Wednesday, 15 February 2012

Data Centre Cooling - A Revolution in the Way You Store Your Servers

Your servers are some of the most important, if not the most important, assets available to your business. Unless you have extensive online backup (which, by the way, is recommended) then your servers are effectively the final location of everything your business is: all transactions, all your files and all your sensitive information. When the servers go down, everything goes down – which is of course why they are to be protected at all costs. Protecting servers, though, is no easy task – they’re hot, they’re sensitive, and they have to be on 24 hours a day. If they overheat, they die – taking your business with them. Data centre cooling is intrinsic to the well being of your company.
The more servers you have, the more you need to be investing in cooling your data centre. Think of it as the combined heart and brain of your whole operation. If the heart and brain shuts down, the body dies.

The air-con made up for the temperature rise caused by a group of working servers being held in a confined space. Servers get hot when they work, and have to be cooled by internal fans: but when there are a lot of them, and they are placed in a room, heat becomes a real problem. Simply adding more air-conditioning is not a solution; data centres more often then not have their air-con turned up as high as possible and still have areas where there are hotspots. Most data centres have server racks that ca not be fully populated due to hot spots.

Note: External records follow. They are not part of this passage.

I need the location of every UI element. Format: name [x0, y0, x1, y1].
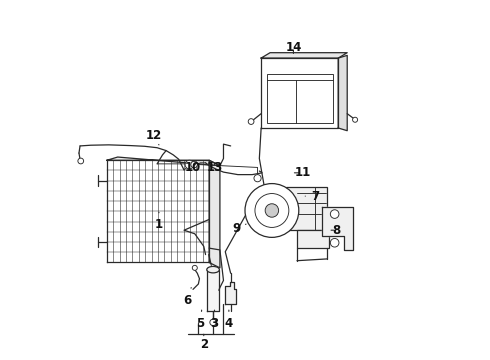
Polygon shape — [338, 55, 347, 131]
Text: 9: 9 — [232, 222, 246, 235]
Text: 1: 1 — [155, 212, 163, 231]
Circle shape — [245, 184, 299, 237]
Text: 6: 6 — [183, 288, 192, 307]
Text: 14: 14 — [285, 41, 302, 54]
Circle shape — [248, 119, 254, 125]
Circle shape — [185, 160, 194, 169]
Circle shape — [210, 319, 216, 325]
Circle shape — [353, 117, 358, 122]
Text: 10: 10 — [185, 161, 201, 174]
Polygon shape — [322, 207, 353, 250]
Bar — [297, 230, 329, 248]
Polygon shape — [225, 282, 236, 304]
Circle shape — [265, 204, 279, 217]
Polygon shape — [207, 270, 219, 311]
Circle shape — [191, 161, 197, 168]
Text: 11: 11 — [294, 166, 311, 179]
Polygon shape — [107, 157, 220, 166]
Text: 5: 5 — [196, 310, 204, 330]
Circle shape — [330, 210, 339, 219]
Bar — [267, 74, 333, 123]
Circle shape — [254, 175, 261, 182]
Circle shape — [192, 265, 197, 270]
Text: 12: 12 — [146, 129, 162, 145]
Polygon shape — [209, 160, 220, 268]
Circle shape — [78, 158, 84, 164]
Text: 4: 4 — [225, 310, 233, 330]
Polygon shape — [261, 58, 338, 128]
Bar — [286, 187, 327, 230]
Text: 3: 3 — [211, 310, 219, 330]
Text: 7: 7 — [305, 190, 319, 203]
Circle shape — [255, 194, 289, 228]
Circle shape — [330, 238, 339, 247]
Text: 8: 8 — [331, 224, 341, 237]
Text: 13: 13 — [206, 161, 222, 174]
Polygon shape — [261, 53, 347, 58]
Ellipse shape — [207, 266, 220, 273]
Polygon shape — [107, 160, 209, 262]
Text: 2: 2 — [200, 334, 208, 351]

Fortunately, there’s a tried and tested solution called “cold aisle containment”. Rather than simply masking the hot air created by the servers, by a wash of cold air, a cold aisle containment solution separates the hot and cold air in your data centre. It is much easier and more efficient to cool just the aisles which are front facing to your server then the whole room. The fronts of the server cabinets, in this data centre cooling model, are closed off – so only the cold air rising through the floor can be in direct contact with the front of the servers.

The backs of the servers – where the hot air is vented – are left open. That means that the exhaust air rises out of them, and is sucked back into the chillers for cooling and recirculation. This method of keeping the data centre cool allows for a much larger number of servers to be used in the same space, air-cons will have to work less harder, your energy bills will reduce and your servers will work more efficiently.